O que eu gostaria que os meus filhos compreendessem

A minha tia não culpa os seus filhos. Ela os educou para que fossem independentes, e eles são. E incutiu-lhes força, e eles a têm. Simplesmente não antecipou que essa independência que tanto trabalhou para lhes dar se tornaria um dia um muro entre eles.

Se eles lerem isto, ou se você é um filho adulto que reconhece o seu pai ou mãe nestas palavras, aqui está o que ela gostaria que soubesse:

Não precisamos que sigam os nossos conselhos. Precisamos que, de vez em quando, os peçam.

Porque não precisamos que compartilhem a nossa opinião. Precisamos que tenham curiosidade a esse respeito.

Não precisamos que nos chamem todos os dias. E precisamos que as suas chamadas sejam mais profundas do que um simples “como estás?” seguido de um “bem, que bom!”.

Não precisamos ser o centro da sua vida. Apenas precisamos de saber que temos ainda um lugar importante, não por obrigação, mas como um recurso. Como alguém cujas 71 anos de experiência podem realmente ser úteis para vocês.

A investigação sobre a solidão e o envelhecimento mostra que o sentimento de isolamento, mesmo cercado pela família, tem consequências fisiológicas reais. Ele enfraquece o sistema imunológico, acelera o declínio cognitivo e aumenta o risco de morte precoce.

A solidão não se resume a estar sozinho. Também é o sentimento de não contar. E esse sentimento pode existir mesmo à mesa, cercado por todos.

A paz do outro lado

A minha tia não vai fingir que desistir dessa expectativa não foi doloroso. Foi. Há uma tristeza em aceitar que as pessoas que mais amamos nos veem como alguém de quem cuidar, e não como alguém de quem podem aprender.

Mas existe também uma forma de liberdade. Ela não espera mais que o telefone toque para uma pergunta que nunca chegará. Não personaliza mais os seus conselhos, na esperança de que seja desta vez que sejam ouvidos. E não sai mais das reuniões de família a fazer um balanço mental de todos os momentos em que foi ignorada.

Em vez disso, agora prioriza as relações onde a sua experiência é valorizada. Concentra a sua energia nas pessoas e nos lugares que lhe trazem algo em troca. E ama os seus filhos com um coração mais cheio do que antes, porque não está mais ferido pela desilusão.

Eles a amam. Ela sabe disso. Ela sente isso.

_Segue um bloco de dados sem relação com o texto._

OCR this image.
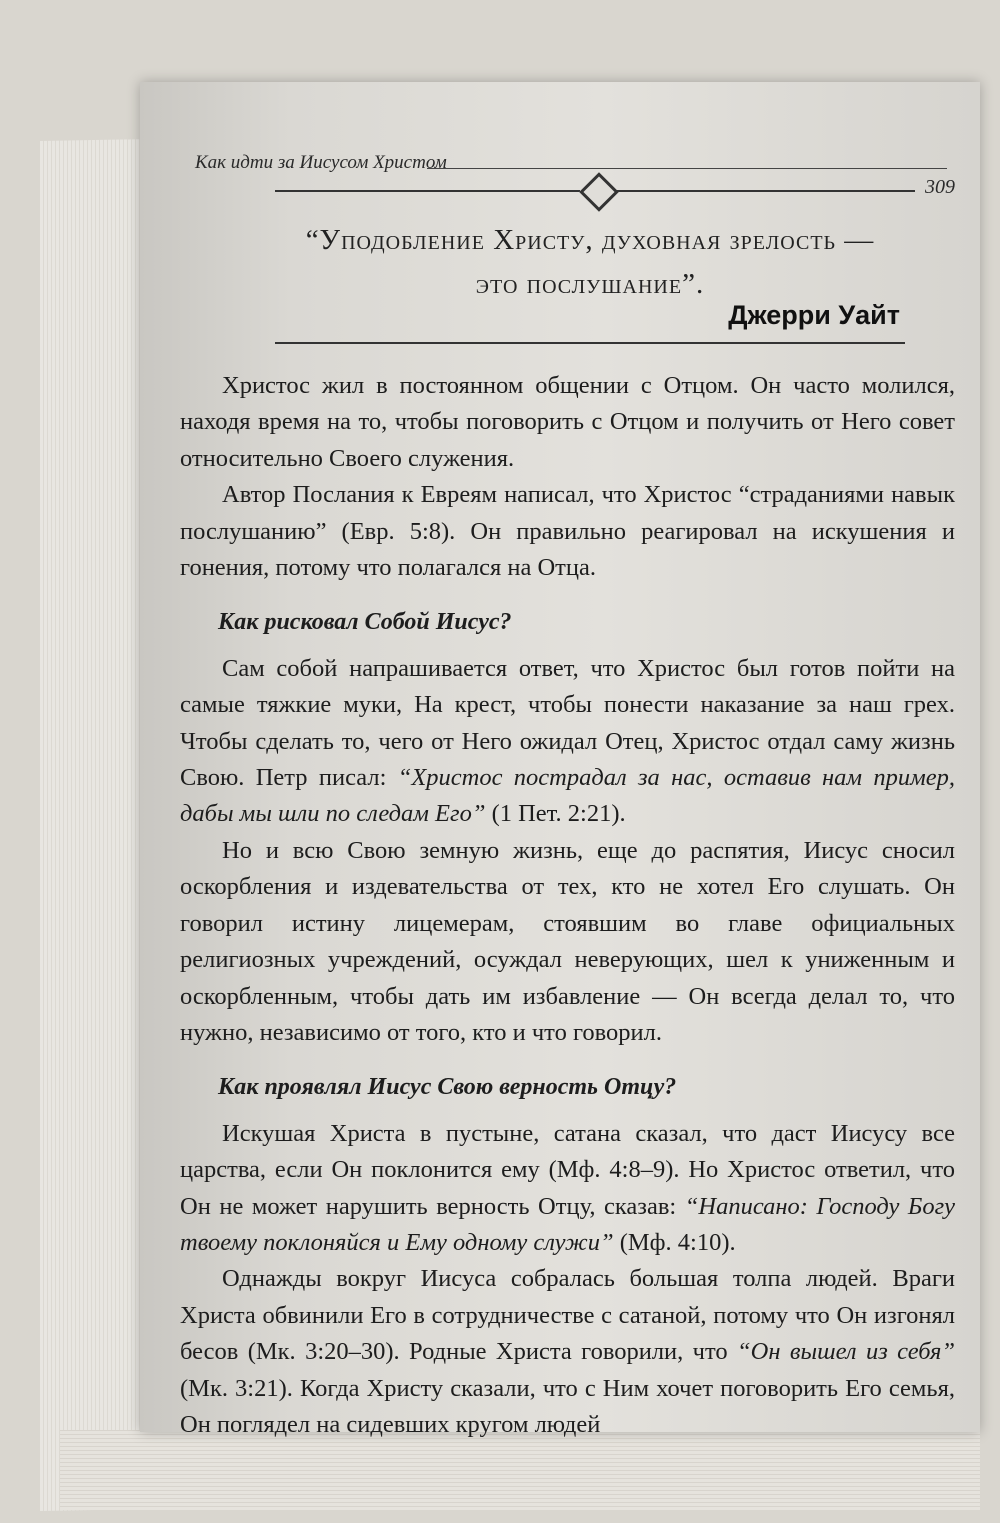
Как идти за Иисусом Христом
309
“Уподобление Христу, духовная зрелость — это послушание”.
Джерри Уайт

Христос жил в постоянном общении с Отцом. Он часто молился, находя время на то, чтобы поговорить с Отцом и получить от Него совет относительно Своего служения.

Автор Послания к Евреям написал, что Христос “страданиями навык послушанию” (Евр. 5:8). Он правильно реагировал на искушения и гонения, потому что полагался на Отца.

Как рисковал Собой Иисус?

Сам собой напрашивается ответ, что Христос был готов пойти на самые тяжкие муки, На крест, чтобы понести наказание за наш грех. Чтобы сделать то, чего от Него ожидал Отец, Христос отдал саму жизнь Свою. Петр писал: “Христос пострадал за нас, оставив нам пример, дабы мы шли по следам Его” (1 Пет. 2:21).

Но и всю Свою земную жизнь, еще до распятия, Иисус сносил оскорбления и издевательства от тех, кто не хотел Его слушать. Он говорил истину лицемерам, стоявшим во главе официальных религиозных учреждений, осуждал неверующих, шел к униженным и оскорбленным, чтобы дать им избавление — Он всегда делал то, что нужно, независимо от того, кто и что говорил.

Как проявлял Иисус Свою верность Отцу?

Искушая Христа в пустыне, сатана сказал, что даст Иисусу все царства, если Он поклонится ему (Мф. 4:8–9). Но Христос ответил, что Он не может нарушить верность Отцу, сказав: “Написано: Господу Богу твоему поклоняйся и Ему одному служи” (Мф. 4:10).

Однажды вокруг Иисуса собралась большая толпа людей. Враги Христа обвинили Его в сотрудничестве с сатаной, потому что Он изгонял бесов (Мк. 3:20–30). Родные Христа говорили, что “Он вышел из себя” (Мк. 3:21). Когда Христу сказали, что с Ним хочет поговорить Его семья, Он поглядел на сидевших кругом людей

Mas ela não precisa mais que eles valorizem o que oferece. E, de uma maneira peculiar e agridoce, isso é a coisa mais enriquecedora que ela fez em muitos anos.

Se você é um pai idoso que se reconhece nesta situação, ela compreende você. E se você é um filho adulto que acaba de tomar consciência de algo, não é tarde demais. Pegue no telefone.

Peça a opinião deles. E desta vez, ouça-os realmente.